My latest love is using the Claude Chrome plugin (using it with Brave though because I like that alternative), and having it do research for me has been another game changer. All of that research gets dumped back into Obsidian and linked off in the end.
And because I wrote the original voicenotes sync plugin (the VoiceNotes team has recently taken over maintenance), I have another command which is just /process-voicenotes and it reads the note, pulls out relevant TaskNotes, updates any notes about People, or projects that make sense and we have a little discussion.
Out of curiosity why don't you want to give Obsidian window space? I personally have a huge monitor so I love having the embedded terminal.
how big is the monitor? I've taken to wanting Claude Code to help with Obsidian, or launching a skill to do some deep research on a person in LinkedIn or on the web somewhere, and I can give it more skills and access to chrome and other things that I think might get a little lost in the Obsidian interface?
Or maybe I just like the terminal (Ghostty) a lot :)
I have a Dell UltraSharp 43 4K USB-C Hub Monitor, heh. I use iterm when I want to work purely in the terminal, it just depends on what I'm doing.
Yeah I live in the terminal all day so easier 43 is a BEAST!
Yeah I used to have three monitors and now I just have this thing + the laptop screen and it's really nice in this time of apps with so many panels
I still have 2 27s and the laptop screen. That looks intense and awesome though, one day maybe
Awesome as always!
I've been using and showing people Claude Code for knowledge work. It's really great with Obsidian and Git, so I'm right there with you.

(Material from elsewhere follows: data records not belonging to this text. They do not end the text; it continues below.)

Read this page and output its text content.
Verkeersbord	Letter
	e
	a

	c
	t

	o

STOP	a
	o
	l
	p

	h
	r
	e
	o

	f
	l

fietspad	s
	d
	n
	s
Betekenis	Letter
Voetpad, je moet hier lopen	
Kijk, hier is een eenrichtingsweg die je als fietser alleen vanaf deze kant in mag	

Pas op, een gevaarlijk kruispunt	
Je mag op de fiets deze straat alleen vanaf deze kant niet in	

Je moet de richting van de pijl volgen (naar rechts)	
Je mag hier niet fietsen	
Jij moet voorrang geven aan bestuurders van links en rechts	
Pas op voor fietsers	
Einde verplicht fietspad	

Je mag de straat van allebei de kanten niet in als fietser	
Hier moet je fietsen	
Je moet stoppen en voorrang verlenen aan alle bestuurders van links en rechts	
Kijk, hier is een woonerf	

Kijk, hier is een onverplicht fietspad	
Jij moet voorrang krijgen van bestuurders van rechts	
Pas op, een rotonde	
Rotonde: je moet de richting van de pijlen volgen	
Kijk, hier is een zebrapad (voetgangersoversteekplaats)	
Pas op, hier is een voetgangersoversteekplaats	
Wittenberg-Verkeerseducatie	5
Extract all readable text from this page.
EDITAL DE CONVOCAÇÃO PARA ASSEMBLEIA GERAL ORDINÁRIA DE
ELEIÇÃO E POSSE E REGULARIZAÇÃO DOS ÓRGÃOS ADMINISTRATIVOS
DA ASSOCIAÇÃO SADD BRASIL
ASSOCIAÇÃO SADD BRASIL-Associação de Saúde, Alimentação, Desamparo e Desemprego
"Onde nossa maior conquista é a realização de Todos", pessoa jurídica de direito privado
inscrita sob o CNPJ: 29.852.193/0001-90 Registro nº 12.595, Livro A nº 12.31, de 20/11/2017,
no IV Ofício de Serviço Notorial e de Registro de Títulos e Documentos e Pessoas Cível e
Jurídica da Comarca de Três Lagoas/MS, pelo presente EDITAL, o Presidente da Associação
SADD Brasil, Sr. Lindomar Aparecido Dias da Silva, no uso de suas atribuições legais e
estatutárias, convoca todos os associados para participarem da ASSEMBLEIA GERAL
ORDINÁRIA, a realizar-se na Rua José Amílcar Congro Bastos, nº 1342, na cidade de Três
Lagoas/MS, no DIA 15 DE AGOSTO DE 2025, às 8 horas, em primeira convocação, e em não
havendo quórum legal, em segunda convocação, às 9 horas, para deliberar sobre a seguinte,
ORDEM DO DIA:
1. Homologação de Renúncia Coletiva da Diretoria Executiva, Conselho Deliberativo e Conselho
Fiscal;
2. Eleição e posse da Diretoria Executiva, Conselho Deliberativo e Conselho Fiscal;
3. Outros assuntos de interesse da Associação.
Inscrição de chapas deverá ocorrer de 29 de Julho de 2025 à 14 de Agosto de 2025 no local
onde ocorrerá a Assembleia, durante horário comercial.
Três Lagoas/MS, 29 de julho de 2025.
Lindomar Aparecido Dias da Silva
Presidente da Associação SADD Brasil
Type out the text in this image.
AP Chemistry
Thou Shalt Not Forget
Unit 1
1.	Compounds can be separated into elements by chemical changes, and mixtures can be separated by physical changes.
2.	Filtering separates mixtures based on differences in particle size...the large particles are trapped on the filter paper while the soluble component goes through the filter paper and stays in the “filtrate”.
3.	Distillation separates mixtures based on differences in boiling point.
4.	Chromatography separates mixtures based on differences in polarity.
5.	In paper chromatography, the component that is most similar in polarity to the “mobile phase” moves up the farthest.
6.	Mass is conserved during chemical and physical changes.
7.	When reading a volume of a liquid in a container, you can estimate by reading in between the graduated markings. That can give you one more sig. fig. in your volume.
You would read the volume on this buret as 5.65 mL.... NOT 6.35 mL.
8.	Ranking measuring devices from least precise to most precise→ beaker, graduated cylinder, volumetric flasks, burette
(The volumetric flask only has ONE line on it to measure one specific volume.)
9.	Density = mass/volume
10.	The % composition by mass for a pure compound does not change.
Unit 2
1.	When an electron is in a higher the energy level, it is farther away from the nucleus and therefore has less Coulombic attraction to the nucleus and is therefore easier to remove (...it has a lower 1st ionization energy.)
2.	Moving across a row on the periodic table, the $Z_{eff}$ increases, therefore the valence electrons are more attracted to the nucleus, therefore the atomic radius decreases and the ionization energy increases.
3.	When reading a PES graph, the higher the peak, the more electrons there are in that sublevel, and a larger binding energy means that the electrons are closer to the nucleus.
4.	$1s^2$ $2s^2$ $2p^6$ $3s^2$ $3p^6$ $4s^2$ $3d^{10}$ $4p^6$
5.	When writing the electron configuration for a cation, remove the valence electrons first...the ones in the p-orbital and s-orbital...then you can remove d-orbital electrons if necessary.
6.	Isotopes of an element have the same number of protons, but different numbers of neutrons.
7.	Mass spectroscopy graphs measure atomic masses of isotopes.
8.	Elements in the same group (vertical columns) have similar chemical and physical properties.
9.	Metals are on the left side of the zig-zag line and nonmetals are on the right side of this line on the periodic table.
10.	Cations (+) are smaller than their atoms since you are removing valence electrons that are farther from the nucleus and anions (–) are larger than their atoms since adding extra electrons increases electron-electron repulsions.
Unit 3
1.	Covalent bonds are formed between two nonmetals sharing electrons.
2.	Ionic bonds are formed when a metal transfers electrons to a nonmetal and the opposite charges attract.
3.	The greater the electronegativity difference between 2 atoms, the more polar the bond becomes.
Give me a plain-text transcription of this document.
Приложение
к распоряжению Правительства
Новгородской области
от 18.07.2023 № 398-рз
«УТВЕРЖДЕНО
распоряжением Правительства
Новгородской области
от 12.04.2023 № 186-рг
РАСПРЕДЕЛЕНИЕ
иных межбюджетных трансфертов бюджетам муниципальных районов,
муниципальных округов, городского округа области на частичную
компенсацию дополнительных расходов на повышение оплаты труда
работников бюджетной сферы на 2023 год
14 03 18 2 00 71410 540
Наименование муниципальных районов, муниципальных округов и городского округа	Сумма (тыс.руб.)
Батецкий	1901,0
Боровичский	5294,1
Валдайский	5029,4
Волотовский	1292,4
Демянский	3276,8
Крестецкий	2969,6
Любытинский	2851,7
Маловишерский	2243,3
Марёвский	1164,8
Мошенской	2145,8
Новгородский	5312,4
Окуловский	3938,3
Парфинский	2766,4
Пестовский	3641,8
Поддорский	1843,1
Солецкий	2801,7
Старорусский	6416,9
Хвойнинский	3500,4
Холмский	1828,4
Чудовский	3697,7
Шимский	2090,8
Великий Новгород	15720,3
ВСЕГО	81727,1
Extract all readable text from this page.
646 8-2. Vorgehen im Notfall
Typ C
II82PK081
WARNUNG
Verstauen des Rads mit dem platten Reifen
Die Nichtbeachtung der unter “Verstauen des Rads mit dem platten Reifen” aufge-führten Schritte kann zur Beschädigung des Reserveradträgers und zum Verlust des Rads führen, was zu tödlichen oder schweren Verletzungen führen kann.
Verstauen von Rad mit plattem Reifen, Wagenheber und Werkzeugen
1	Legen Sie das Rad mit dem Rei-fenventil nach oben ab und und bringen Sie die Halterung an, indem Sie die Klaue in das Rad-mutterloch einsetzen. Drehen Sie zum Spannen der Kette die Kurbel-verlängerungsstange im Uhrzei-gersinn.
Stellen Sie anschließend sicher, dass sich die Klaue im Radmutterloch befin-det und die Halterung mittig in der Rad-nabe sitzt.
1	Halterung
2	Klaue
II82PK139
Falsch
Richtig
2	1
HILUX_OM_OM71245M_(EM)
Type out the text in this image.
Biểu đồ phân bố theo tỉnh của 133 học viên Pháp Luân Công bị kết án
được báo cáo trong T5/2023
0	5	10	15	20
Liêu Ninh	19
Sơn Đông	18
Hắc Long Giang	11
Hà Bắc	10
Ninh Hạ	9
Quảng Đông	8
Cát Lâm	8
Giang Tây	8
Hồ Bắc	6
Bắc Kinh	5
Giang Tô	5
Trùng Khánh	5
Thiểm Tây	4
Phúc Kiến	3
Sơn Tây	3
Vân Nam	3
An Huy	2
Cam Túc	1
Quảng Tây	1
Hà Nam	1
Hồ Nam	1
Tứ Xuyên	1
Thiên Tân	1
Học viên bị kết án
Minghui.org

A quick note, with Obsidian I'm using Obsidian Claude Sidebar, https://github.com/derek-larson14/obsidian-claude-sidebar
It uses xterm.js under the hood, and manages getting Claude Code up and running in the terminal for you. It's still beta (install with BRAT), and still doesn't integrate operationally with Claude Code (as the official Claude Code VS Code extension does, for instance), but as you've found, terminal mode works pretty well with Claude Code and Obsidian.
Monitor the repo home page while it's in beta; Mac and Linux are supported, but Windows is experimental, and after a quick test, the input was currently too slow to be practical.
If you're on Mac or Linux, I don't think you need to switch if polyipseity's Terminal plugin is working for you, but as other readers want to try Claude Code in Obsidian, they may want to check out Obsidian Claude Sidebar.
Thanks for the tip! There have definitely been some Windows folks struggling with the terminal, it turns out 😅 I'll pass your comment along to them!